Our review of the plea hearing reveals that the district court substantially complied with Rule 11 in conducting the plea colloquy and that any minor omissions by the court did not affect Hamilton’s substantial rights. The available record does not support Hamilton’s assertion that he did not comprehend the charge to which he pled. Thus, we conclude the district court did not plainly err in finding Hamilton’s plea knowing and voluntary.
Counsel next questions whether the district court erred in calculating the amount of loss attributed to Hamilton to establish his Guidelines range. Typically, factual determinations made during sentencing are reviewed for clear error. United States v. Strieper, 666 F.3d 288, 292 (4th Cir.2012). However, because Hamilton did not object to the loss calculation in the district court, we review the issue for plain error. Id.; see Olano, 507 U.S. at 732, 113 S.Ct. 1770 (standard).
When calculating a Guidelines range applicable to a fraud offense, the government is required to establish the amount of loss by a preponderance of the evidence. See United States v. Miller, 316 F.3d 495, 503 (4th Cir.2003). “[T]he court need only make a reasonable estimate of the loss.” United States v. Cloud, 680 F.3d 396, 409 (4th Cir.) (internal quotation marks omitted), ce rt. denied, — U.S. —, 133 S.Ct. 218, 184 L.Ed.2d 112 (2012); USSG § 2B1.1 cmt. n. 3(C). Generally, “loss is the greater of actual loss or intended loss.” USSG § 2B1.1 cmt. n. 3(A).
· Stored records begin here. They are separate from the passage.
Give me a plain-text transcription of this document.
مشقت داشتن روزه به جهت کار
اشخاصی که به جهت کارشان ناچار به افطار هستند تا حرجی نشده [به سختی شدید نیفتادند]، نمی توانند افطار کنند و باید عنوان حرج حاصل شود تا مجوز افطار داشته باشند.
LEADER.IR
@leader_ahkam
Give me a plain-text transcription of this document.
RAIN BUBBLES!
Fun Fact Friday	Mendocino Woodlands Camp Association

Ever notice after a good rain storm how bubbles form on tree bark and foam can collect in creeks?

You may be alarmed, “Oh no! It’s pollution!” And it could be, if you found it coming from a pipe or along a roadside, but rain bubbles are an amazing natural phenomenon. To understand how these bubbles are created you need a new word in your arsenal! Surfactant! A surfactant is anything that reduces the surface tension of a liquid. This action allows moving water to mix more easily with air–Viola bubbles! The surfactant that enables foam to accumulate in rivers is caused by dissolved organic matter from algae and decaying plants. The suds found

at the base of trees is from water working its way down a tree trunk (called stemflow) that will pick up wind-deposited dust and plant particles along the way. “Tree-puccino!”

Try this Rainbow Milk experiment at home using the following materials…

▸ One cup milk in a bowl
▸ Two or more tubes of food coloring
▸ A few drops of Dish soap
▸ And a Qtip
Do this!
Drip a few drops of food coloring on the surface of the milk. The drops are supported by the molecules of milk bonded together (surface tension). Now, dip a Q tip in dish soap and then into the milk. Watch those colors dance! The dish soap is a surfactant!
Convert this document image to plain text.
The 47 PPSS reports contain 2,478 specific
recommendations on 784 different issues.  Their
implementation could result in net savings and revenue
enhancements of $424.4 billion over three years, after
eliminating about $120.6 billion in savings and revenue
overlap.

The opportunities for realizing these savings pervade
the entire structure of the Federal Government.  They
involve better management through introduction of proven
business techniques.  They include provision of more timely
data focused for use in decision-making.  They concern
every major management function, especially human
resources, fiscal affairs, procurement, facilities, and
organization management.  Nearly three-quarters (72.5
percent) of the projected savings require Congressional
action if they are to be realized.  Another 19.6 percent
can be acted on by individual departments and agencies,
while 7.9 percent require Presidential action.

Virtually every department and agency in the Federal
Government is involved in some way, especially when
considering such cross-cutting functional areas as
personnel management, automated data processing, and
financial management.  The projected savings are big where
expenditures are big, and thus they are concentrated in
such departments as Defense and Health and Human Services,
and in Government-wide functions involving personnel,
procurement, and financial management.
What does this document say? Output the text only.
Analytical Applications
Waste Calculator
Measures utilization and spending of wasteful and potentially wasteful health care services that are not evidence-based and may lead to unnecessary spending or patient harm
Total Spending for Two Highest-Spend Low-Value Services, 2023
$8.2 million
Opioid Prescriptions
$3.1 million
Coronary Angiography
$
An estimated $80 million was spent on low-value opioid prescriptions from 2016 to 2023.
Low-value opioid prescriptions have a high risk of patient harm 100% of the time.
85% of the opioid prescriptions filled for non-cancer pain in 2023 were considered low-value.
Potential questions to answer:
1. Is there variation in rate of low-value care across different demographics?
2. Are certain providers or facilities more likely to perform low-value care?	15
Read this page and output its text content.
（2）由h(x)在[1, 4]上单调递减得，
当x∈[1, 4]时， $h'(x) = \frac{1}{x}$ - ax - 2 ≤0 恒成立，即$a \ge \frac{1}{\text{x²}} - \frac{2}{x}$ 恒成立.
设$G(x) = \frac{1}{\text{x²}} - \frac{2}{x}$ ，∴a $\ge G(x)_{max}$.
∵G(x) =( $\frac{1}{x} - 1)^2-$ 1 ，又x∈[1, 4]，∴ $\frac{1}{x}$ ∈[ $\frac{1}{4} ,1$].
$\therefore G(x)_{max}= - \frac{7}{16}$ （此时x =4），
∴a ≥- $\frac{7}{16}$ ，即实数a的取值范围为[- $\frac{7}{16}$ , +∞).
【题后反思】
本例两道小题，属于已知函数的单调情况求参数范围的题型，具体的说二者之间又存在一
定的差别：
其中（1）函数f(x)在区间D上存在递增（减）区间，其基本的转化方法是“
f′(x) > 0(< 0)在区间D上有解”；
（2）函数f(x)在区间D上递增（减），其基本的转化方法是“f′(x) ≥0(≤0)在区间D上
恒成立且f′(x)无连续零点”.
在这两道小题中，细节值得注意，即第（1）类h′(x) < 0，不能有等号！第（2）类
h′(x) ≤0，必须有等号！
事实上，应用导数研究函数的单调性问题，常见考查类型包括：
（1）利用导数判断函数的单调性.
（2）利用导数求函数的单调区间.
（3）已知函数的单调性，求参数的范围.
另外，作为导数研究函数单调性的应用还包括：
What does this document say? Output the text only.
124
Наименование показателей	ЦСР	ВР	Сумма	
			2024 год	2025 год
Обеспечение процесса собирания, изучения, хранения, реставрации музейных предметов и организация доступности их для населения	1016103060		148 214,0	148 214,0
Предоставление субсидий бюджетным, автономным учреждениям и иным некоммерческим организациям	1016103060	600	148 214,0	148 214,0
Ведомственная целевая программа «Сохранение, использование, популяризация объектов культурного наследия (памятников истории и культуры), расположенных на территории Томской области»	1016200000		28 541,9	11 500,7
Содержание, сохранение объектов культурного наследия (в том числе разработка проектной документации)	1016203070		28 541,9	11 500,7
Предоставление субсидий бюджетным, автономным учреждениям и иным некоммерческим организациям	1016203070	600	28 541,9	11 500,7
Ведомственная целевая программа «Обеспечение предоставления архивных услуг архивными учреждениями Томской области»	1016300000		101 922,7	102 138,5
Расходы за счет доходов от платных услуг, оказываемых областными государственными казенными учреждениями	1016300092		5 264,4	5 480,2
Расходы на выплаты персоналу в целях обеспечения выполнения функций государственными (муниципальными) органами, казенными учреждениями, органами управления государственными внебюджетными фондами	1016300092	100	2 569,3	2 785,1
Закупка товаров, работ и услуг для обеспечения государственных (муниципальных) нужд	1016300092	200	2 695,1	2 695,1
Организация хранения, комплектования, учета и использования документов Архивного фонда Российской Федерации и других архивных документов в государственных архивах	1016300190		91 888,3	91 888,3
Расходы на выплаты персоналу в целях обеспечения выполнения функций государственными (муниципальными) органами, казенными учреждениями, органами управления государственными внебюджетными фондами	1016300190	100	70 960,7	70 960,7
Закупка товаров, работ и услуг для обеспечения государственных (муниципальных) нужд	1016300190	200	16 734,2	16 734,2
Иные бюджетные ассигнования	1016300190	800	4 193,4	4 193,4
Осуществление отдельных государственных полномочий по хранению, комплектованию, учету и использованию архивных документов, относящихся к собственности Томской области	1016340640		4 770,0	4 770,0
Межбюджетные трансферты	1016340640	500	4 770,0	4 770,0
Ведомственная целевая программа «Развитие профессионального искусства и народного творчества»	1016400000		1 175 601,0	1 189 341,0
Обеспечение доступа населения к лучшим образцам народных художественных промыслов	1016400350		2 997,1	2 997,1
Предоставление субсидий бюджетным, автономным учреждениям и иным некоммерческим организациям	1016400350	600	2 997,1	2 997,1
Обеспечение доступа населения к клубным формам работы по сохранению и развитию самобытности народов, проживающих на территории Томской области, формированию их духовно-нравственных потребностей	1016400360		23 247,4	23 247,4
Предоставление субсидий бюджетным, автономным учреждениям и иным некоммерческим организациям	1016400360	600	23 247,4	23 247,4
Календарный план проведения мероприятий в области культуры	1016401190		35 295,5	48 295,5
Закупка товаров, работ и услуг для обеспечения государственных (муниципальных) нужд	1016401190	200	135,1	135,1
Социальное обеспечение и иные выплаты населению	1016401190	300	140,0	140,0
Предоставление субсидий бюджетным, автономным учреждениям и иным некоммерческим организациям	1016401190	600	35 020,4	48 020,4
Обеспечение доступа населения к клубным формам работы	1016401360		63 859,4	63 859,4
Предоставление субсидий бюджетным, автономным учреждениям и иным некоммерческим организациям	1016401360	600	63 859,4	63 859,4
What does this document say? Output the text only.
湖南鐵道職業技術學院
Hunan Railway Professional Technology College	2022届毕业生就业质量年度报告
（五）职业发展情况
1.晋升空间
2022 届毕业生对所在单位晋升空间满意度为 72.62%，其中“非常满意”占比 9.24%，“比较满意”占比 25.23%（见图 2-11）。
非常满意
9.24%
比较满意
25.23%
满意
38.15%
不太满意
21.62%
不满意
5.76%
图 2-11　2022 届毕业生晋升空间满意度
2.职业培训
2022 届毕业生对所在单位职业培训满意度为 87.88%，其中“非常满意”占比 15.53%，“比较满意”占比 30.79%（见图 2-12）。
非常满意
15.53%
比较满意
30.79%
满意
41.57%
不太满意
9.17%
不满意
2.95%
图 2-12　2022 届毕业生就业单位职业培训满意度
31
A defendant seeking to challenge the presentence report “has an affirmative duty to make a showing that the information in the presentence report is unreliable, and articulate the reasons why the facts contained therein are untrue or inaccurate.” United States v. Terry, 916 F.2d 157, 162 (4th Cir.1990). In the absence of objections “showing the information is inaccurate, the court is free to adopt the findings of the [presentence report] without more specific inquiry or explanation.” Id. (internal quotation marks omitted); see Fed.R.Crim.P. 32(i)(3)(A) (recognizing that, at sentencing, district court “may accept any undisputed portion of the presentence report as a finding of fact”).
Here, the court’s loss calculation was based on a stipulation between the parties proffered during the sentencing hearing. Because Hamilton concurred in the Government’s request for an amendment to the Guidelines range adopting this stipulation, any sentencing erx’or based on the application of this loss amount is not properly before us. See United States v. Jackson, 124 F.3d 607, 617 (4th Cir.1997) (“[ A] court cannot be asked by counsel to take a step in a case and later be convicted of error-, because it has complied with such request.” (internal quotation marks omitted)). In any event, because Hamilton did not object to the loss calculations provided in the presentence report, the court was free to accept these calculations in impos *191 ing Hamilton’s sentence. Given that these original loss calculations established a much higher Guidelines range than that derived from the parties’ agreement, any error in accepting the lower, agreed-upon calculation did not affect Hamilton’s substantial rights. See Cloud, 680 F.3d at 411.
In accordance with Anders, we have reviewed the record in this case and have found no meritorious issues for appeal. We therefore affirm the district court’s judgment.